All three scripts emit <input>.int8.onnx next to the fp32 source. Sidecar JSONs are NOT auto-updated; the per-model PR that flips quant_mode in registry.json also updates the matching sidecar.

3. Sidecar parser + new public enum¶

core/src/dnn/model_loader.h gains a VmafModelQuantMode enum (FP32 / DYNAMIC / STATIC / QAT) and a matching field on VmafModelSidecar. The C-side parser at vmaf_dnn_sidecar_load reads the new quant_mode string from the sidecar JSON; unknown values fall back to FP32 (fail-safe default).

The follow-up PR that flips a model to int8 will also wire the loader to prefer <basename>.int8.onnx when the sidecar's quant_mode != FP32. That logic isn't in this audit-first PR because no model needs it yet — landing the load-redirection logic without a model that exercises it would be untested code.
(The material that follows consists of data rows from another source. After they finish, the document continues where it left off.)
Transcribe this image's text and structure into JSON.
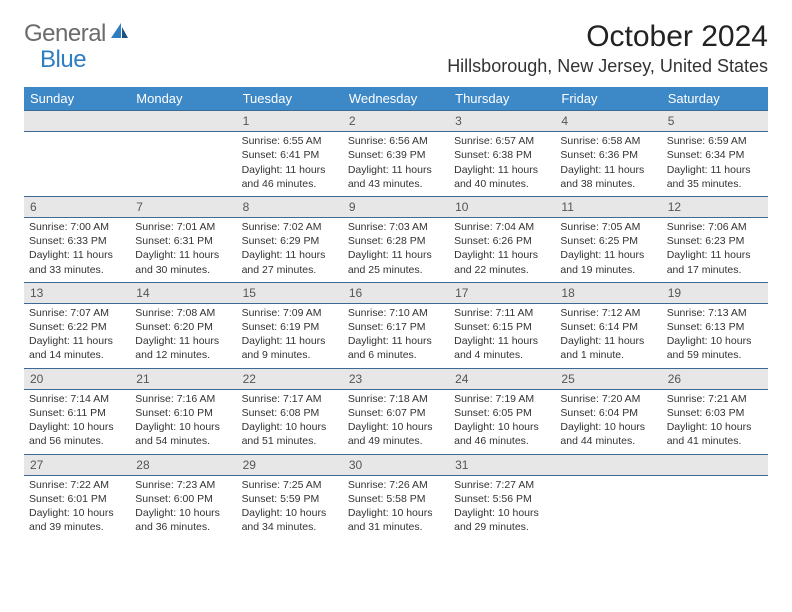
{
  "colors": {
    "header_bg": "#3d88c7",
    "header_fg": "#ffffff",
    "daynum_bg": "#e7e7e7",
    "daynum_fg": "#555555",
    "daynum_border": "#3d6a94",
    "body_bg": "#ffffff",
    "text": "#333333",
    "logo_gray": "#6b6b6b",
    "logo_blue": "#2f7ec2"
  },
  "logo": {
    "part1": "General",
    "part2": "Blue"
  },
  "title": "October 2024",
  "location": "Hillsborough, New Jersey, United States",
  "weekdays": [
    "Sunday",
    "Monday",
    "Tuesday",
    "Wednesday",
    "Thursday",
    "Friday",
    "Saturday"
  ],
  "first_weekday": 2,
  "days_in_month": 31,
  "days": {
    "1": {
      "sunrise": "6:55 AM",
      "sunset": "6:41 PM",
      "daylight": "11 hours and 46 minutes."
    },
    "2": {
      "sunrise": "6:56 AM",
      "sunset": "6:39 PM",
      "daylight": "11 hours and 43 minutes."
    },
    "3": {
      "sunrise": "6:57 AM",
      "sunset": "6:38 PM",
      "daylight": "11 hours and 40 minutes."
    },
    "4": {
      "sunrise": "6:58 AM",
      "sunset": "6:36 PM",
      "daylight": "11 hours and 38 minutes."
    },
    "5": {
      "sunrise": "6:59 AM",
      "sunset": "6:34 PM",
      "daylight": "11 hours and 35 minutes."
    },
    "6": {
      "sunrise": "7:00 AM",
      "sunset": "6:33 PM",
      "daylight": "11 hours and 33 minutes."
    },
    "7": {
      "sunrise": "7:01 AM",
      "sunset": "6:31 PM",
      "daylight": "11 hours and 30 minutes."
    },
    "8": {
      "sunrise": "7:02 AM",
      "sunset": "6:29 PM",
      "daylight": "11 hours and 27 minutes."
    },
    "9": {
      "sunrise": "7:03 AM",
      "sunset": "6:28 PM",
      "daylight": "11 hours and 25 minutes."
    },
    "10": {
      "sunrise": "7:04 AM",
      "sunset": "6:26 PM",
      "daylight": "11 hours and 22 minutes."
    },
    "11": {
      "sunrise": "7:05 AM",
      "sunset": "6:25 PM",
      "daylight": "11 hours and 19 minutes."
    },
    "12": {
      "sunrise": "7:06 AM",
      "sunset": "6:23 PM",
      "daylight": "11 hours and 17 minutes."
    },
    "13": {
      "sunrise": "7:07 AM",
      "sunset": "6:22 PM",
      "daylight": "11 hours and 14 minutes."
    },
    "14": {
      "sunrise": "7:08 AM",
      "sunset": "6:20 PM",
      "daylight": "11 hours and 12 minutes."
    },
    "15": {
      "sunrise": "7:09 AM",
      "sunset": "6:19 PM",
      "daylight": "11 hours and 9 minutes."
    },
    "16": {
      "sunrise": "7:10 AM",
      "sunset": "6:17 PM",
      "daylight": "11 hours and 6 minutes."
    },
    "17": {
      "sunrise": "7:11 AM",
      "sunset": "6:15 PM",
      "daylight": "11 hours and 4 minutes."
    },
    "18": {
      "sunrise": "7:12 AM",
      "sunset": "6:14 PM",
      "daylight": "11 hours and 1 minute."
    },
    "19": {
      "sunrise": "7:13 AM",
      "sunset": "6:13 PM",
      "daylight": "10 hours and 59 minutes."
    },
    "20": {
      "sunrise": "7:14 AM",
      "sunset": "6:11 PM",
      "daylight": "10 hours and 56 minutes."
    },
    "21": {
      "sunrise": "7:16 AM",
      "sunset": "6:10 PM",
      "daylight": "10 hours and 54 minutes."
    },
    "22": {
      "sunrise": "7:17 AM",
      "sunset": "6:08 PM",
      "daylight": "10 hours and 51 minutes."
    },
    "23": {
      "sunrise": "7:18 AM",
      "sunset": "6:07 PM",
      "daylight": "10 hours and 49 minutes."
    },
    "24": {
      "sunrise": "7:19 AM",
      "sunset": "6:05 PM",
      "daylight": "10 hours and 46 minutes."
    },
    "25": {
      "sunrise": "7:20 AM",
      "sunset": "6:04 PM",
      "daylight": "10 hours and 44 minutes."
    },
    "26": {
      "sunrise": "7:21 AM",
      "sunset": "6:03 PM",
      "daylight": "10 hours and 41 minutes."
    },
    "27": {
      "sunrise": "7:22 AM",
      "sunset": "6:01 PM",
      "daylight": "10 hours and 39 minutes."
    },
    "28": {
      "sunrise": "7:23 AM",
      "sunset": "6:00 PM",
      "daylight": "10 hours and 36 minutes."
    },
    "29": {
      "sunrise": "7:25 AM",
      "sunset": "5:59 PM",
      "daylight": "10 hours and 34 minutes."
    },
    "30": {
      "sunrise": "7:26 AM",
      "sunset": "5:58 PM",
      "daylight": "10 hours and 31 minutes."
    },
    "31": {
      "sunrise": "7:27 AM",
      "sunset": "5:56 PM",
      "daylight": "10 hours and 29 minutes."
    }
  },
  "labels": {
    "sunrise": "Sunrise: ",
    "sunset": "Sunset: ",
    "daylight": "Daylight: "
  }
}
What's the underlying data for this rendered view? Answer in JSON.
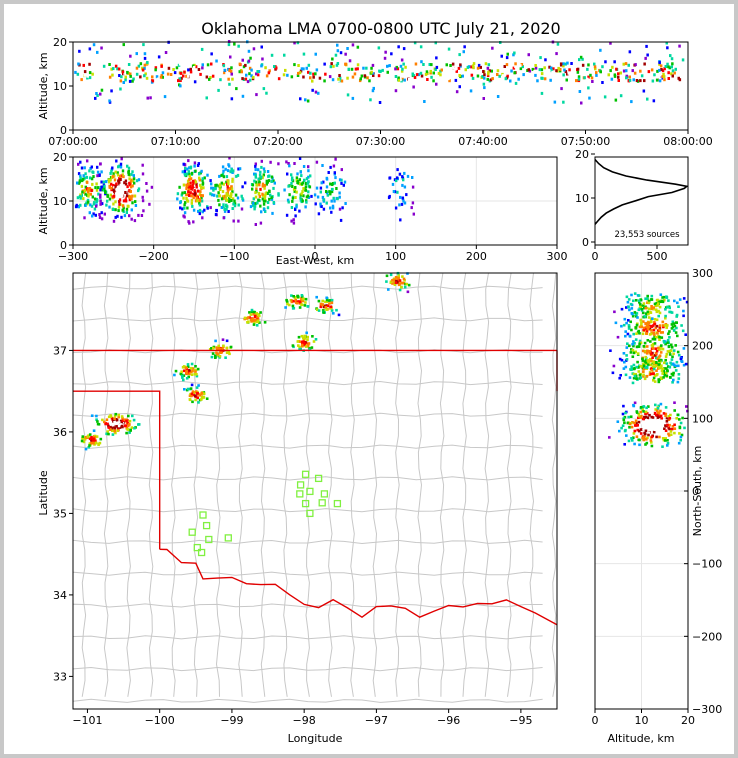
{
  "title": "Oklahoma LMA 0700-0800 UTC July 21, 2020",
  "chart_data": [
    {
      "type": "heatmap",
      "panel": "altitude-vs-time",
      "ylabel": "Altitude, km",
      "xlim": [
        "07:00:00",
        "08:00:00"
      ],
      "ylim": [
        0,
        20
      ],
      "xticks": [
        "07:00:00",
        "07:10:00",
        "07:20:00",
        "07:30:00",
        "07:40:00",
        "07:50:00",
        "08:00:00"
      ],
      "yticks": [
        "0",
        "10",
        "20"
      ],
      "band_core_km": [
        11,
        15
      ],
      "band_full_km": [
        6,
        20
      ]
    },
    {
      "type": "heatmap",
      "panel": "altitude-vs-east-west",
      "ylabel": "Altitude, km",
      "xlabel": "East-West, km",
      "xlim": [
        -300,
        300
      ],
      "ylim": [
        0,
        20
      ],
      "xticks": [
        "−300",
        "−200",
        "−100",
        "0",
        "100",
        "200",
        "300"
      ],
      "yticks": [
        "0",
        "10",
        "20"
      ],
      "clusters_x_km": [
        -280,
        -240,
        -150,
        -110,
        -65,
        -20,
        20,
        105
      ]
    },
    {
      "type": "line",
      "panel": "altitude-histogram",
      "annotation": "23,553 sources",
      "xlim": [
        0,
        750
      ],
      "ylim": [
        0,
        20
      ],
      "xticks": [
        "0",
        "500"
      ],
      "yticks": [
        "0",
        "10",
        "20"
      ],
      "profile": [
        {
          "alt": 4.3,
          "count": 0
        },
        {
          "alt": 5,
          "count": 20
        },
        {
          "alt": 6,
          "count": 50
        },
        {
          "alt": 7,
          "count": 90
        },
        {
          "alt": 8,
          "count": 150
        },
        {
          "alt": 9,
          "count": 220
        },
        {
          "alt": 10,
          "count": 330
        },
        {
          "alt": 11,
          "count": 430
        },
        {
          "alt": 12,
          "count": 620
        },
        {
          "alt": 13,
          "count": 720
        },
        {
          "alt": 13.5,
          "count": 740
        },
        {
          "alt": 14,
          "count": 650
        },
        {
          "alt": 15,
          "count": 420
        },
        {
          "alt": 16,
          "count": 250
        },
        {
          "alt": 17,
          "count": 140
        },
        {
          "alt": 18,
          "count": 70
        },
        {
          "alt": 19,
          "count": 30
        },
        {
          "alt": 20,
          "count": 0
        }
      ]
    },
    {
      "type": "scatter",
      "panel": "plan-view-map",
      "xlabel": "Longitude",
      "ylabel": "Latitude",
      "xlim": [
        -101.2,
        -94.5
      ],
      "ylim": [
        32.6,
        37.95
      ],
      "xticks": [
        "−101",
        "−100",
        "−99",
        "−98",
        "−97",
        "−96",
        "−95"
      ],
      "yticks": [
        "33",
        "34",
        "35",
        "36",
        "37"
      ],
      "source_clusters": [
        {
          "lon": -100.6,
          "lat": 36.1
        },
        {
          "lon": -100.95,
          "lat": 35.9
        },
        {
          "lon": -99.6,
          "lat": 36.75
        },
        {
          "lon": -99.5,
          "lat": 36.45
        },
        {
          "lon": -99.15,
          "lat": 37.0
        },
        {
          "lon": -98.7,
          "lat": 37.4
        },
        {
          "lon": -98.1,
          "lat": 37.6
        },
        {
          "lon": -98.0,
          "lat": 37.1
        },
        {
          "lon": -97.7,
          "lat": 37.55
        },
        {
          "lon": -96.7,
          "lat": 37.85
        }
      ],
      "stations": [
        {
          "lon": -99.4,
          "lat": 34.98
        },
        {
          "lon": -99.35,
          "lat": 34.85
        },
        {
          "lon": -99.55,
          "lat": 34.77
        },
        {
          "lon": -99.32,
          "lat": 34.68
        },
        {
          "lon": -99.48,
          "lat": 34.58
        },
        {
          "lon": -99.42,
          "lat": 34.52
        },
        {
          "lon": -99.05,
          "lat": 34.7
        },
        {
          "lon": -97.98,
          "lat": 35.48
        },
        {
          "lon": -98.05,
          "lat": 35.35
        },
        {
          "lon": -97.8,
          "lat": 35.43
        },
        {
          "lon": -97.92,
          "lat": 35.27
        },
        {
          "lon": -98.06,
          "lat": 35.24
        },
        {
          "lon": -97.72,
          "lat": 35.24
        },
        {
          "lon": -97.98,
          "lat": 35.12
        },
        {
          "lon": -97.75,
          "lat": 35.13
        },
        {
          "lon": -97.54,
          "lat": 35.12
        },
        {
          "lon": -97.92,
          "lat": 35.0
        }
      ]
    },
    {
      "type": "heatmap",
      "panel": "north-south-vs-altitude",
      "xlabel": "Altitude, km",
      "ylabel": "North-South, km",
      "xlim": [
        0,
        20
      ],
      "ylim": [
        -300,
        300
      ],
      "xticks": [
        "0",
        "10",
        "20"
      ],
      "yticks": [
        "−300",
        "−200",
        "−100",
        "0",
        "100",
        "200",
        "300"
      ],
      "clusters_y_km": [
        90,
        165,
        190,
        225,
        255
      ]
    }
  ],
  "colors": {
    "state_border": "#e00000",
    "county_lines": "#c8c8c8",
    "station": "#80f040",
    "density_scale": [
      "#8800cc",
      "#0000ff",
      "#00a0ff",
      "#00d8a0",
      "#00c000",
      "#c8e000",
      "#ff8000",
      "#ff0000",
      "#a00000",
      "#ffffff"
    ]
  }
}
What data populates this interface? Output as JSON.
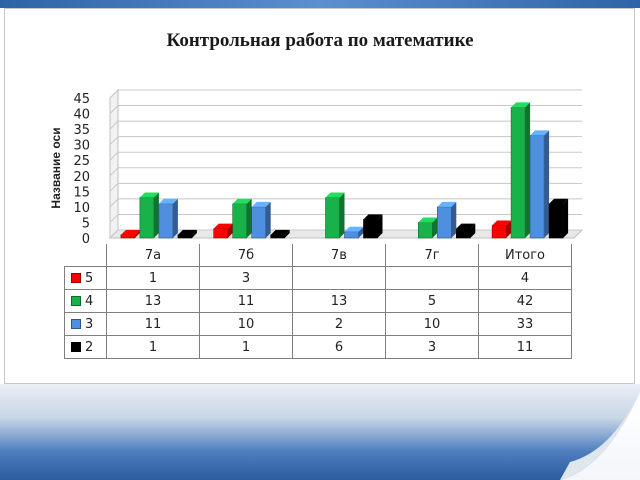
{
  "chart_data": {
    "type": "bar",
    "title": "Контрольная работа  по математике",
    "ylabel": "Название оси",
    "xlabel": "",
    "ylim": [
      0,
      45
    ],
    "yticks": [
      0,
      5,
      10,
      15,
      20,
      25,
      30,
      35,
      40,
      45
    ],
    "grid": true,
    "style": "3d-clustered-column",
    "legend_placement": "left-of-table",
    "categories": [
      "7а",
      "7б",
      "7в",
      "7г",
      "Итого"
    ],
    "series": [
      {
        "name": "5",
        "color": "#ff0000",
        "values": [
          1,
          3,
          0,
          0,
          4
        ],
        "labels": [
          "1",
          "3",
          "",
          "",
          "4"
        ]
      },
      {
        "name": "4",
        "color": "#19b24a",
        "values": [
          13,
          11,
          13,
          5,
          42
        ],
        "labels": [
          "13",
          "11",
          "13",
          "5",
          "42"
        ]
      },
      {
        "name": "3",
        "color": "#4f8fe0",
        "values": [
          11,
          10,
          2,
          10,
          33
        ],
        "labels": [
          "11",
          "10",
          "2",
          "10",
          "33"
        ]
      },
      {
        "name": "2",
        "color": "#000000",
        "values": [
          1,
          1,
          6,
          3,
          11
        ],
        "labels": [
          "1",
          "1",
          "6",
          "3",
          "11"
        ]
      }
    ]
  }
}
4. CI `ai-quant-accuracy` gate (deferred to follow-up)¶

ADR-0129 calls for a new CI leg that runs the quantised model against the per-model VMAF soak fixture and asserts the PLCC drop is below quant_accuracy_budget_plcc. Not in this PR: the gate needs (a) at least one quantised model checked in, and (b) a soak-fixture pinned in python/test/. Both arrive in the per-model quantisation PRs that follow. Tracked as T5-3b.

This audit-first PR is therefore intentionally limited to the static surfaces — schema, scripts, sidecar parser, docs. The moving CI leg lands when there's a model to gate.

Alternatives considered¶

Land everything in one mega-PR — schema, scripts, gate, first quantised model. Rejected explicitly by ADR-0129's audit-first directive: each quantisation decision should be reviewable in isolation against its own accuracy measurement.
Skip the QAT scaffold until a model needs it. Rejected: the CLI surface should exist now so future operators discover the path; the NotImplementedError body is the right shape for an "intentionally incomplete" stub (audit trail in git log -- ai/scripts/qat_train.py).
Embed quant_mode in the sidecar JSON only (skip the registry field). Rejected for the same reason ADR-0129 rejected it: the registry is the trust root, and per-model audit needs the field at registry level so a registry-only reader can answer "what's quantised?" without opening every sidecar.
Default to quant_mode: dynamic for new models. Rejected: the audit-first sequence wants every quantisation to be a conscious per-model decision with its own PLCC measurement. Default fp32 keeps that property by construction.

Consequences¶

Positive:

Closes the "policy → code" gap from ADR-0129 (Proposed) without changing any shipped model's behaviour.
Per-model quantisation PRs (T5-3b, T5-3c, ...) now have a clear landing surface: edit registry entry, run ptq_*.py, attach the PLCC drop in the PR description.
The C-side enum + sidecar field land before any model uses them, so the loader stays trivially compatible with old sidecars (default FP32).

Negative:

Three Python scripts that are partially exercised by this PR (only ptq_dynamic.py is a pure wrapper; ptq_static.py needs a real calibration set; qat_train.py is a scaffold). Acceptable per the audit-first sequence.
CI accuracy gate is not yet wired. T5-3 is therefore not 100% closed by this PR — it lands the harness; the gate lands with the first quantised model. Tracked explicitly in BACKLOG as T5-3b.

Tests¶

ai/tests/test_ptq_scripts.py (new) — smoke that ptq_dynamic.py ptq_static.py import cleanly and surface useful CLI help. The full quantisation round-trip needs onnxruntime.quantization installed; the test marker auto-skips if not.
core/test/dnn/test_model_loader.c (extended) — new sub-test that parses a sidecar JSON with "quant_mode": "dynamic" and asserts out->quant_mode == VMAF_QUANT_DYNAMIC. Also covers the unknown-value fallback ("foo" → FP32) and the absent-field default.

References¶

ADR-0129 — Proposed policy this ADR implements.
Research-0006 — accuracy regression targets, ORT API comparison.
BACKLOG T5-3 / T5-3b — backlog rows; T5-3b is the new follow-up for the CI accuracy gate.
ONNX Runtime quantization docs
req — user popup choice 2026-04-25: "T5-3 PTQ int8 audit (M, Recommended)".